Martin Metcalfe, Fin Wilson and Derek Kelly were the core-members of Goodbye Mr Mackenzie, a stunning live band with Metcalfe resembling the MC of a debauched, vaguely gothic cabaret, which effortlessly churned out pop classics, sinister dark Blues and full-blown stadium-fitting anthems. The core trio, along with the Mackenzies’ keyboardist and backing singer, Shirley Manson, evolved into Angelfish, ably aided and abetted by Taking Heads and Blondie manager Gary Kurfirst, and quickly established a hardcore following as the band appeared in both the UK  national and US College charts. They recorded a well-received album in Connecticut with Chris Frantz and Tina Weymouth from the Talking Heads, and the video for the single Suffocate Me caught the attention of producer and musician, Steve Marker, who was actively sourcing possible lead singers for a new project he was working on with fellow musician/producers Butch Vig and Duke Erikson. The project was Garbage. Manson was lured from Angelfish to front the nascent Garbage and the rest, as they say, is history.

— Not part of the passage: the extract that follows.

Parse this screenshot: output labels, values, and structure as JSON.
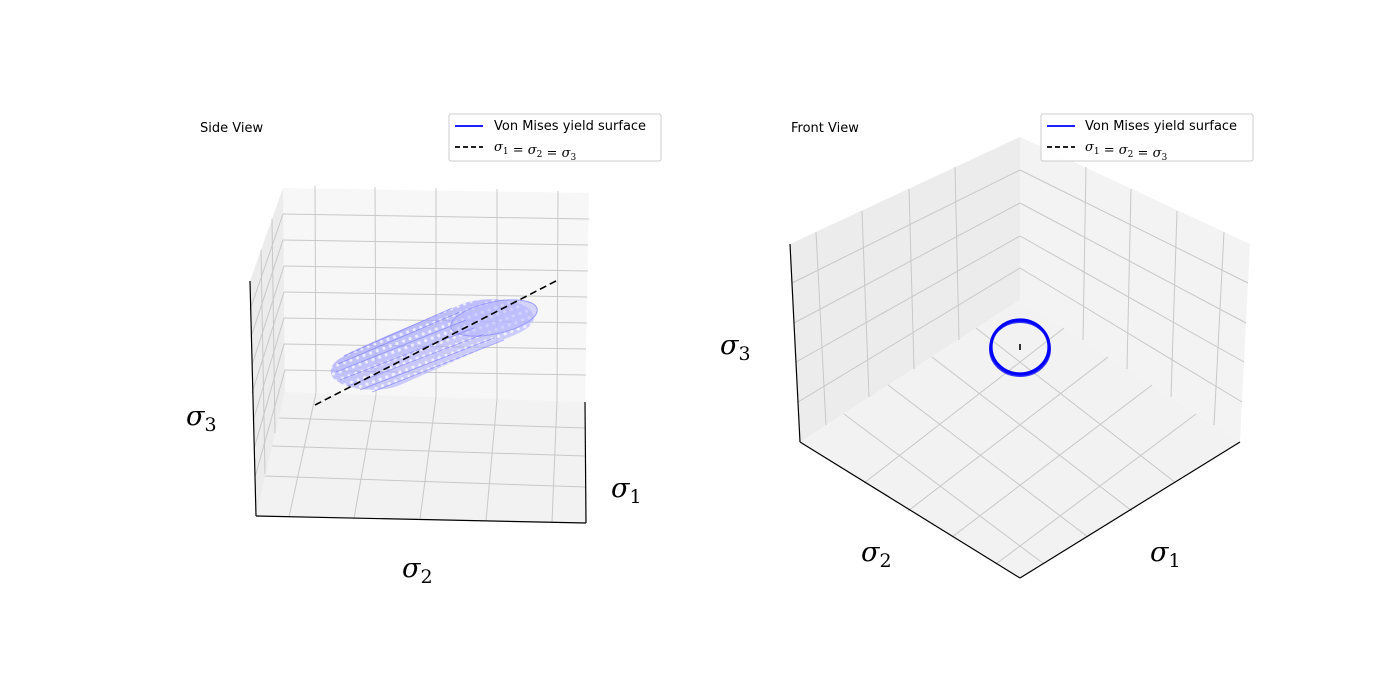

The amicable split left behind ‘the most complex, fascinating musical footprint of any Scottish band yet’ – The List magazine

Two further albums in the UK followed, as Isa & the Filthy Tongues, featuring the core-trio and American-born frontwoman Stacey Chavis. These releases attracted 5 star reviews and saw them played regularly on BBC6 Music. The band also featured on the soundtrack to ex-Skids’ frontman turned director, Richard Jobson’s New Town Killers film and caught the ear of Hollywood in David Mackenzie’s film Spread. 2016 and The Filthy Tongues are once more back to the original, ever-dependable trio, but working a revolving-door policy featuring various musical and literate contributors and collaborators. The new eight-track album finds The Filthy Tongues in familiar territory – highly literary musings on their hometown of Edinburgh, but also evocative of such celebrated US Deep South scribblers as William Falkner and Flannery O’Connor, possibly why Nick Cave and The Bad Seed’s classic Delta-Blues First Born is Dead album comes to mind.

Summer dates :

29th June Montrose town hall (supporting the skids)

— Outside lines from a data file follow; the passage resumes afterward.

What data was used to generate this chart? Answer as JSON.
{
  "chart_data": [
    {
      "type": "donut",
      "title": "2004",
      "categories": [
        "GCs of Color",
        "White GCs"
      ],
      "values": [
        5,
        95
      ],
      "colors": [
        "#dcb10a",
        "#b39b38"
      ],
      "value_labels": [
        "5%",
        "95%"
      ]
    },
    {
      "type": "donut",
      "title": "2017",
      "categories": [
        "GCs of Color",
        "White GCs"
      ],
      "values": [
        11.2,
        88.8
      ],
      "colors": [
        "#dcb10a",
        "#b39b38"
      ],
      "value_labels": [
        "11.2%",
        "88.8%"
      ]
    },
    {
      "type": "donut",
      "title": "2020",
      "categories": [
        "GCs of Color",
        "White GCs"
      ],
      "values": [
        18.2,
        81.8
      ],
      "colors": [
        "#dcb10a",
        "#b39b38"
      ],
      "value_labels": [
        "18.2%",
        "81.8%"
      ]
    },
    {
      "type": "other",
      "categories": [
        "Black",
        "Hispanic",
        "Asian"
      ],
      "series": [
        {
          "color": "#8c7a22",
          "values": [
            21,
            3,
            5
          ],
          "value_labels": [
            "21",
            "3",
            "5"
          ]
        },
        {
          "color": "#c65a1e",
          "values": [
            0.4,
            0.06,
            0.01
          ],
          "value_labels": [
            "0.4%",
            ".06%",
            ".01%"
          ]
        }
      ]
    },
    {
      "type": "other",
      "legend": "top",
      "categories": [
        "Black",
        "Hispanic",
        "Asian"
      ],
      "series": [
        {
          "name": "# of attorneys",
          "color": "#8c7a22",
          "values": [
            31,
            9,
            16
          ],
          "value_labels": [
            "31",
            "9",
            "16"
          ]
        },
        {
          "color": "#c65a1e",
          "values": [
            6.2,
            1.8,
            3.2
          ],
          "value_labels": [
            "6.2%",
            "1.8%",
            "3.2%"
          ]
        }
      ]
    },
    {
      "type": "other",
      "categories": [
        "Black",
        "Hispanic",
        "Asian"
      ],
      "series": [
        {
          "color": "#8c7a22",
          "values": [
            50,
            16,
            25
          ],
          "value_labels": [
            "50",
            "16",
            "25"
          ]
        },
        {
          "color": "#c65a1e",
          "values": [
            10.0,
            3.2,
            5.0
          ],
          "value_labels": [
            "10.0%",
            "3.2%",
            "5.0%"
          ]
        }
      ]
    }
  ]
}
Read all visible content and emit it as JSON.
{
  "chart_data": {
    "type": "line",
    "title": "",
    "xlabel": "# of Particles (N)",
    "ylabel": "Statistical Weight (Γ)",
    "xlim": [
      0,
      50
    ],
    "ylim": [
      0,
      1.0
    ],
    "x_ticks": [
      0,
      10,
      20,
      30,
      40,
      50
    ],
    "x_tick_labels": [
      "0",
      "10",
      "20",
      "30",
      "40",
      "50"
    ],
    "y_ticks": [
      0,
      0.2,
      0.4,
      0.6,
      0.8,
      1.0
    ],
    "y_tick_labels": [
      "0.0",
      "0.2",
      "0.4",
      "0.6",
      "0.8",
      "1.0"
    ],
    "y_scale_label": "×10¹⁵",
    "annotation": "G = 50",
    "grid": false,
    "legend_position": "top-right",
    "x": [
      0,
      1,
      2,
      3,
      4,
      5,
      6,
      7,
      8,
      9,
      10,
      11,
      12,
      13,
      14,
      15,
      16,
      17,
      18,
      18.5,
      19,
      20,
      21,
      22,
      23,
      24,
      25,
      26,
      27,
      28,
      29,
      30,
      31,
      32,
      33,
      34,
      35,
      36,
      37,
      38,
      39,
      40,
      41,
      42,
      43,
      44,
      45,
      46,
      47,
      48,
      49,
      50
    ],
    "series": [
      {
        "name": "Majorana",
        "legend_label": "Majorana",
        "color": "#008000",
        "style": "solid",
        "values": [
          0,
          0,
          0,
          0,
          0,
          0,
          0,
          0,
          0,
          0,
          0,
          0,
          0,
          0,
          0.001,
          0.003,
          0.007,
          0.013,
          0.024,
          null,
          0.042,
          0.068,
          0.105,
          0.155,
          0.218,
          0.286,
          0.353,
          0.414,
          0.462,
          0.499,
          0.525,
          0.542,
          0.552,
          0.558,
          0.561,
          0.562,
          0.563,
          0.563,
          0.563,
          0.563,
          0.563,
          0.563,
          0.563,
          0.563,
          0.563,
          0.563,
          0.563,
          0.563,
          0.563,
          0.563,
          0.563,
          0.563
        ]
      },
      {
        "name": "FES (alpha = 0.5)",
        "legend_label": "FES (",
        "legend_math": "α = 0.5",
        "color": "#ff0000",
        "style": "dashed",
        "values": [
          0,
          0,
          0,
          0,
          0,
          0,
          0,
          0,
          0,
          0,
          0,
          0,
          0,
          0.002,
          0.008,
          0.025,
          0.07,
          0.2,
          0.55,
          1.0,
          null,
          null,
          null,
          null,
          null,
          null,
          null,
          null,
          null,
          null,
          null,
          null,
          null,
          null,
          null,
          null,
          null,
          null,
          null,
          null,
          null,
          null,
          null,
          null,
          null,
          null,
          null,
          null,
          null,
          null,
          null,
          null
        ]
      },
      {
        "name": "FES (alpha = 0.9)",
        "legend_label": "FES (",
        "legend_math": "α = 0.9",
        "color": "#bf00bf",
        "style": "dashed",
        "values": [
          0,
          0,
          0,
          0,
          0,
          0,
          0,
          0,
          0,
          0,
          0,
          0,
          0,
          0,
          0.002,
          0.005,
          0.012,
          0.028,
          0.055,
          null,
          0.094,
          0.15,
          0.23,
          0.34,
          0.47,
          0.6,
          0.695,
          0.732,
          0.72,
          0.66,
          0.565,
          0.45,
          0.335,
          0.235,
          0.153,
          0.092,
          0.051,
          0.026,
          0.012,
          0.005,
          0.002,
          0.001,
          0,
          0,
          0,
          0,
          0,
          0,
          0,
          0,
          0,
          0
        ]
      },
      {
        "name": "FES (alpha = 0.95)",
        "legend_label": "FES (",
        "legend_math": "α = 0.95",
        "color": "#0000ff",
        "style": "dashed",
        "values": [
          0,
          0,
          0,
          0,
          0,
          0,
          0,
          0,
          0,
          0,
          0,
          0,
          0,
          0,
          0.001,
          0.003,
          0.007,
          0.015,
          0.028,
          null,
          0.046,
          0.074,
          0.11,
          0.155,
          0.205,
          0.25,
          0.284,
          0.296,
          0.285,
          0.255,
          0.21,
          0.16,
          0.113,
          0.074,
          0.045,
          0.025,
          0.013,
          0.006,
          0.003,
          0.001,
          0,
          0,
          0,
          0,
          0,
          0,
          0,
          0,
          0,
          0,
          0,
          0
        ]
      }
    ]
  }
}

30th June Dunfermline (supporting the skids)

31st Aug London hope and anchor Islington

2nd Sep Corby

But it’s definitely an Edinburgh album, a journey through the dark, damp closes and stairwells of the Old Town and all that goes with it. It’s claustrophobic, and menacing with nary a glisten of sunlight, but it’s all the more compelling and captivating for that. The LP is pleasingly grotty and more than a bit gothic. All based around a dark neo-feudal Edinburgh. In a colourful career the band have worked and toured with Blondie, The Ramones, Chris Frantz and Tina Weymouth, Vic Chesnutt, New York Dolls, Big Audio Dynamite, Aztec Camera and many more. When listening to The Filthy Tongues, musical critics recognise Pixies, Echo and the Bunnymen, Joy Division, Nick Cave and Scott Walker influences, and other plumbers of the murky musical depths, but the style of this ever evolving band remains strikingly and individually their own.